The euro faced fresh pressure in Asian trade yesterday after German Chancellor Angela Merkel failed to form a government at the weekend, fuelling uncertainty in Europe’s biggest economy.
Several Asian stock markets tracked a sell-off on Wall Street, where all three main indexes finished in the red on profit-taking and fears that US lawmakers would struggle to pass Donald Trump’s tax-cut plans.
While the House of Representatives approved its version of the reform legislation and a key Senate panel cleared a different version, the Republicans’ wafer-thin majority in the Senate mean they will have a tough fight to clear the upper chamber.
Treasury Secretary Steven Mnuchin predicted a final draft would reach Trump’s desk by Christmas, but observers said that time-frame would be tough given the tight margins and some senators’ concerns over some of the measures.
Hopes for market-friendly tax cuts as well as for major infrastructure spending and deregulation helped fuel a surge in global equities this year.
The losses in New York continued in Asia yesterday but some markets managed to bounce back in the afternoon.
Tokyo ended down 0.6%, while Sydney shed 0.2% and Seoul lost 0.3%. However, Hong Kong rose 0.2%, marking a fourth straight gain, while Singapore was up 0.1%. Shanghai added 0.3% as traders brushed off early worries about a crackdown on the wealth management industry, which will regulate almost $15tn in assets, as part of a drive to address a huge debt mountain.
Jakarta hit another record high, rising 0.6%. On currency markets, the euro fell after Merkel’s attempts to form a new government collapsed — plunging Germany into a crisis that could see it hold fresh elections.
The leader of the pro-business FDP, Christian Lindner, walked out of talks, saying there was no “basis of trust” to forge a government with Merkel’s conservative alliance the CDU-CSU and the ecologist Greens.
There are fears the country could be gripped by months of paralysis with a lame-duck government, while Merkel’s political future has also been called into question.
“The news is negative for the euro but its longer-term implications are not clear yet,” Mansoor Mohi-uddin, head of currency strategy in Singapore at NatWest Markets, told Bloomberg News.
However, while the euro has taken a hit, Stephen Innes, head of Asia-Pacific trading at OANDA, said he doubted the sell-off would be sustained.
“Liquidity is exceptionally thin and could exaggerate moves.
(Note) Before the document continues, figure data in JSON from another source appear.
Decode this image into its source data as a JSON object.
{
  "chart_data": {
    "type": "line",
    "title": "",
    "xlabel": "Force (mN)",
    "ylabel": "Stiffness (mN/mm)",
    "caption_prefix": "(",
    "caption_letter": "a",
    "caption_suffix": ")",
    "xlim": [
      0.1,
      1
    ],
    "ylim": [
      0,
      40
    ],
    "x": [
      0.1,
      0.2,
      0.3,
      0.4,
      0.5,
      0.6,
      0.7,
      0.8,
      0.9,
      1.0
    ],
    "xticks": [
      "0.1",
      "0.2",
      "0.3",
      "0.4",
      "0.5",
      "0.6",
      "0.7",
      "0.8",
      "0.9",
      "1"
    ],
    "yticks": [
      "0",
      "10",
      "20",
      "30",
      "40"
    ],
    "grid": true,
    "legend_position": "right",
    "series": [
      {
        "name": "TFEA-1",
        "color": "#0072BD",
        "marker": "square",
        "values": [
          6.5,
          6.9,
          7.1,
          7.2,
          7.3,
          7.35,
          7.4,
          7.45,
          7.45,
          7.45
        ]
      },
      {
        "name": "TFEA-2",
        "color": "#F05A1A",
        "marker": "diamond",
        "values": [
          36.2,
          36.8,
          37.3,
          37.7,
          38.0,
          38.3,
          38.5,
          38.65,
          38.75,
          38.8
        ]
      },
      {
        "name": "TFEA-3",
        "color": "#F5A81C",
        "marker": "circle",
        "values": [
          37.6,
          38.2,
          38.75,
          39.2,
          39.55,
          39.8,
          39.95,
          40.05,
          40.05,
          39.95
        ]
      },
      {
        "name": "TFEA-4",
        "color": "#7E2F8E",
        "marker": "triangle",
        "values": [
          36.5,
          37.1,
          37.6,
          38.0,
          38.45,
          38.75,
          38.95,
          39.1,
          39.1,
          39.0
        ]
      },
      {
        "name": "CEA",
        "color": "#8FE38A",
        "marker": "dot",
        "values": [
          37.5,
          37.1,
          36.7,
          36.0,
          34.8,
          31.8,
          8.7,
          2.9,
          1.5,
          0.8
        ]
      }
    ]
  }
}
But this knee-jerk reaction does look a bit overdone as Merkel can still establish a minority government with either the FDP or Green Party,” he said.
Oil prices were mixed but both main contracts managed to hold on to Friday’s surge.
That came after Saudi Arabia’s energy minister Khaled al-Faleh said he remained committed to an Opec deal to limit production. In early European trade Frankfurt fell 0.5%, London shed 0.3% and Paris dropped 0.2%.
In Tokyo, the Nikkei 225 closed down 0.6% at 22,261.76 points; Hong Kong — Hang Seng rose 0.2% at 29,260.31 points and Shanghai — Composite closed up 0.3% at 3,392.40 points yesterday.